A Taxonomy of Sensors
In spite of my wariness with QS sensors, a sweet spot for large-scale sensors use is possible with large geographic scale, short temporal cycles, non-personally identifiable, public health, group behavior as shown below.
The regional-scale sensors such as airborne or satellites (I recently gave a talk at Planet Labs; they are doing exhilarating work) will continue to be important, but they are too far away from the humans to provide local detail. Implanted or worn sensors, or even smart-home devices such as Nest, provide great local detail, but are so fraught with privacy issues that getting that data into a single, global pool is possibly a fool's errand unless we change the conversation around privacy and sharing.

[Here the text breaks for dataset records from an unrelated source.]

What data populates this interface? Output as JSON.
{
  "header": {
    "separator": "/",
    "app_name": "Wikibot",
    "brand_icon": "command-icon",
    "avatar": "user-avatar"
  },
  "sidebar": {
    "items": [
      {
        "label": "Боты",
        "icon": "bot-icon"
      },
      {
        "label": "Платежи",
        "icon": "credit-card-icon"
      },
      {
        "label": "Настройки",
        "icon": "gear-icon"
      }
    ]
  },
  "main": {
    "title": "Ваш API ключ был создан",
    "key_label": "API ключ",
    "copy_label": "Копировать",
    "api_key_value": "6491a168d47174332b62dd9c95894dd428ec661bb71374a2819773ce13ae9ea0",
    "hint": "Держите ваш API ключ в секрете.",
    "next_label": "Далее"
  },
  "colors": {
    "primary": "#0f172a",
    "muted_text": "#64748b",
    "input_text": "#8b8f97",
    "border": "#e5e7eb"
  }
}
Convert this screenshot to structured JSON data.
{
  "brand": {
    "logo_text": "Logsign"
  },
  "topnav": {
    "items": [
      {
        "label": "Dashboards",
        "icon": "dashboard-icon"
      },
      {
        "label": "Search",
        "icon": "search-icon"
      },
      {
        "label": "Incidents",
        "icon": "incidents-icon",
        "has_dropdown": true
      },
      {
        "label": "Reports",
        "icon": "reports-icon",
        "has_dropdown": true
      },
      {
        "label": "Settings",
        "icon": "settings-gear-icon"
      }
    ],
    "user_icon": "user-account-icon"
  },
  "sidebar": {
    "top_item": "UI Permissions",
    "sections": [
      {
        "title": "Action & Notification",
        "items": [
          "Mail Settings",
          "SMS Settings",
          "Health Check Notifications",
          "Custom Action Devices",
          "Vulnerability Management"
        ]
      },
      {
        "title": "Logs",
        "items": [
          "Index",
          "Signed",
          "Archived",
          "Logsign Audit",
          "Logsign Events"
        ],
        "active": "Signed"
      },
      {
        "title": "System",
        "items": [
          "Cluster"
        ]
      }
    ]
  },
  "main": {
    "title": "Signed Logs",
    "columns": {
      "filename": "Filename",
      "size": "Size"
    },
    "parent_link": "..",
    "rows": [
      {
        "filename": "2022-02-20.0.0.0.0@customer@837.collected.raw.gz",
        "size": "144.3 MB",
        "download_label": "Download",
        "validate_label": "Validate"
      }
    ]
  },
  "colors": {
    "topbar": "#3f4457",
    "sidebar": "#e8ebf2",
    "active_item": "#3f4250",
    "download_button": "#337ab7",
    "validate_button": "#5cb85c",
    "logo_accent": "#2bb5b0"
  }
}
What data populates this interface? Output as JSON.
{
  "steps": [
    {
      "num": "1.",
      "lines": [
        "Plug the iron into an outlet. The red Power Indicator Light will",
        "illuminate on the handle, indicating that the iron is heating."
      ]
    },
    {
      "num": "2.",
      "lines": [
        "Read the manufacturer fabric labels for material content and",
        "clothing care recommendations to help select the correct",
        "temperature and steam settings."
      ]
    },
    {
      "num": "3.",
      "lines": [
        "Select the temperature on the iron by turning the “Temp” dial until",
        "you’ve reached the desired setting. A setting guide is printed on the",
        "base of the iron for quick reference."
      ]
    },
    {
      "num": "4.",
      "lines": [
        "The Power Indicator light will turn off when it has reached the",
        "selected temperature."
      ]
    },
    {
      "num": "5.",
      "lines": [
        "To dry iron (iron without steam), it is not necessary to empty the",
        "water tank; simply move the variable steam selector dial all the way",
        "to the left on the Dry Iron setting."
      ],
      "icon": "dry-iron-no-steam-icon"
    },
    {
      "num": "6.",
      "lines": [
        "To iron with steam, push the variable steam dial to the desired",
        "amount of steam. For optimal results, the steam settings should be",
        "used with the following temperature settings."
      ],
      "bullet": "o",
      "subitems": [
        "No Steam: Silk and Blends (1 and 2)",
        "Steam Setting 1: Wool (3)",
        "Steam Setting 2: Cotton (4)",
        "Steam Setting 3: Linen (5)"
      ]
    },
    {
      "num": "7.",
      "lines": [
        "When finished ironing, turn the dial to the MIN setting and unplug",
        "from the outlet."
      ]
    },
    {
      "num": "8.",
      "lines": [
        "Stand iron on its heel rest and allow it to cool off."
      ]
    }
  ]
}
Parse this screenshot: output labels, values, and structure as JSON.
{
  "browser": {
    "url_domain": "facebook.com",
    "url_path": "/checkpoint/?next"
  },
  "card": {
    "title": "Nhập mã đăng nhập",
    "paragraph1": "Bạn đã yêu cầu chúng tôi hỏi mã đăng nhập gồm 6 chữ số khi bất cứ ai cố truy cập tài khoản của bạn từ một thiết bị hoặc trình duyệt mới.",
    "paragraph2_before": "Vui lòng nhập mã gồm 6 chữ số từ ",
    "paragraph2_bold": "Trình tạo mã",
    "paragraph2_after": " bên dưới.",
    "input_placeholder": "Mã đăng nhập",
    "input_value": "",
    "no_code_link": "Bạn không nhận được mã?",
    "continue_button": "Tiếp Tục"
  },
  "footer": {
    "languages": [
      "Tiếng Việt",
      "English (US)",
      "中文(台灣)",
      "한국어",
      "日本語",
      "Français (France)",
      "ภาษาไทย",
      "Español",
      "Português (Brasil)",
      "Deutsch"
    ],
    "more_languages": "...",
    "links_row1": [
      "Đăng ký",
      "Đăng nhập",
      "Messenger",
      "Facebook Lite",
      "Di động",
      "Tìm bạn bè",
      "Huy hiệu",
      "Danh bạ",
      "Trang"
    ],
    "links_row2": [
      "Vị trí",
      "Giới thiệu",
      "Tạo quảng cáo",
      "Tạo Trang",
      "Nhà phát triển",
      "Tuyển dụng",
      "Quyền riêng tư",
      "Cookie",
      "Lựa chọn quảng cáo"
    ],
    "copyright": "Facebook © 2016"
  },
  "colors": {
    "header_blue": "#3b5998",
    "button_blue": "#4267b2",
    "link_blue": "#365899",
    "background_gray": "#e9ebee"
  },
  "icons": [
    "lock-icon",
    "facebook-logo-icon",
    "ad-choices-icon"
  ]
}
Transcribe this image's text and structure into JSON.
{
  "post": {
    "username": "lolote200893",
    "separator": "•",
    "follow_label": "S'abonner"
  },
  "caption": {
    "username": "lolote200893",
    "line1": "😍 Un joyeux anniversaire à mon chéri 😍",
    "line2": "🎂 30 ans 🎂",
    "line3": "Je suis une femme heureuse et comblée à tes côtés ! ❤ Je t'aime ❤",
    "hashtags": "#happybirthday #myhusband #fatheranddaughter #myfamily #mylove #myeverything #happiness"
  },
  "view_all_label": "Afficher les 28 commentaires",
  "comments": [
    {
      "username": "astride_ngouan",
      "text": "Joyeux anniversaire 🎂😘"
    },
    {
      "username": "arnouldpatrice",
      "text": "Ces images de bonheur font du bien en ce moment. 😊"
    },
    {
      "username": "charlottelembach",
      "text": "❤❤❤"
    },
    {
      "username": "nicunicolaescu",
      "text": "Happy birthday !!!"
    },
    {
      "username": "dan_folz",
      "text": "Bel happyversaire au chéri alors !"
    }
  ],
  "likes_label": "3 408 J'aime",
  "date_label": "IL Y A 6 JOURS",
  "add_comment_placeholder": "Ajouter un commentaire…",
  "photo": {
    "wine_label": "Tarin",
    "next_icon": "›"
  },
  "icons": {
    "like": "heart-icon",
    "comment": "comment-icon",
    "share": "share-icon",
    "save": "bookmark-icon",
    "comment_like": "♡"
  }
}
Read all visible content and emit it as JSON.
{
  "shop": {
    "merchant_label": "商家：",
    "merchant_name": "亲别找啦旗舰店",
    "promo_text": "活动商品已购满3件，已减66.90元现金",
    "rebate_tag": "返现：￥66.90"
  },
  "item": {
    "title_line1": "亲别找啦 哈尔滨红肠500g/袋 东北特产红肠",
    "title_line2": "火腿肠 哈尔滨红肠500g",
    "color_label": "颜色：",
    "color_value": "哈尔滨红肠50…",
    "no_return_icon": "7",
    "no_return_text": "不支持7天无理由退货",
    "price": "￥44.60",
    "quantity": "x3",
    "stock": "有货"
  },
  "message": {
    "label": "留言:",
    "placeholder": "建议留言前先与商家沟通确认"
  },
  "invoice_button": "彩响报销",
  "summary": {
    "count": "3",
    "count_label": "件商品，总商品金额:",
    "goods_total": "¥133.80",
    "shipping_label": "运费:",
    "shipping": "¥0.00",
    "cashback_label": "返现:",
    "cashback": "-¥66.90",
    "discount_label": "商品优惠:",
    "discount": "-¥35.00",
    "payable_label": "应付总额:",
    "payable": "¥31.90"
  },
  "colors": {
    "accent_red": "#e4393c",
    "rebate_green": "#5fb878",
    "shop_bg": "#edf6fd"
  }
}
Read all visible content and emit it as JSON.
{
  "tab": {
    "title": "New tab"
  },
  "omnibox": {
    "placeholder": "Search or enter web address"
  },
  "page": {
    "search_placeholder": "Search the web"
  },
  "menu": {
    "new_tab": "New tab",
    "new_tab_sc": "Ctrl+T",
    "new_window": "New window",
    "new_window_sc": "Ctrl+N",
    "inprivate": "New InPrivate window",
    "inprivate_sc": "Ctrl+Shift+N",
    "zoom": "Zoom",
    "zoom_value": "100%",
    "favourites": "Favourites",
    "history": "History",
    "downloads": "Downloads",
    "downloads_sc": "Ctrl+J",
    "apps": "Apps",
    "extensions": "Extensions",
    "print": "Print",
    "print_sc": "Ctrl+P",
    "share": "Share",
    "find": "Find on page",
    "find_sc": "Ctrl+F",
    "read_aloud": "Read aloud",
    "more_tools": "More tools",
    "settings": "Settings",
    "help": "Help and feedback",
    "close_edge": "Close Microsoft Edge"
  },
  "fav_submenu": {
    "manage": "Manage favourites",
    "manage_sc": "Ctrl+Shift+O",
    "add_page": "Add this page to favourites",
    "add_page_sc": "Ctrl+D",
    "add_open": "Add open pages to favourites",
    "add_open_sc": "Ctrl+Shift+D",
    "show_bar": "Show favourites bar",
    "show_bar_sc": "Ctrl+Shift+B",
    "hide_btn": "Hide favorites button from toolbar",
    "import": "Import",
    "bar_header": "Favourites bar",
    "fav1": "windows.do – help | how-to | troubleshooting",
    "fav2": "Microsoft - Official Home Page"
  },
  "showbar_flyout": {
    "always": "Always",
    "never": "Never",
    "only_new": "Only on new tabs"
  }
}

"Local" sensors, on the other hand, have a better chance to not just scale, but also change the way we collect data about ourselves and our local environments with high temporal and spatial resolutions. By not collecting individual info, we sidestep the issues of privacy and security. These "local" sensors occupy a sweet spot providing useful local detail without getting tied up in privacy issues. Additionally, we can power them however we want, and we already know their position because they are static, so there is no need for battery-consumptive GPS. They well might be the basis for smart-cities—canopies of PV leaves that generate enough power for local lighting, traffic lights that adjust to traffic volumes reducing idling, pollution monitors that indicate problem spots, drains that phone the PW dept. when they get clogged, cars that sense potholes and phone the roads dept. with location and depth of the hole, parking meters and spaces that signal availability to a parking map app, windows that become darker like sunglasses when the sun is shining really bright, conductive paint that can embed circuits in the wall (yes, there is such a thing), even crowdsourced mapping of stagnant pools of water that are malaria breeding grounds, and so on.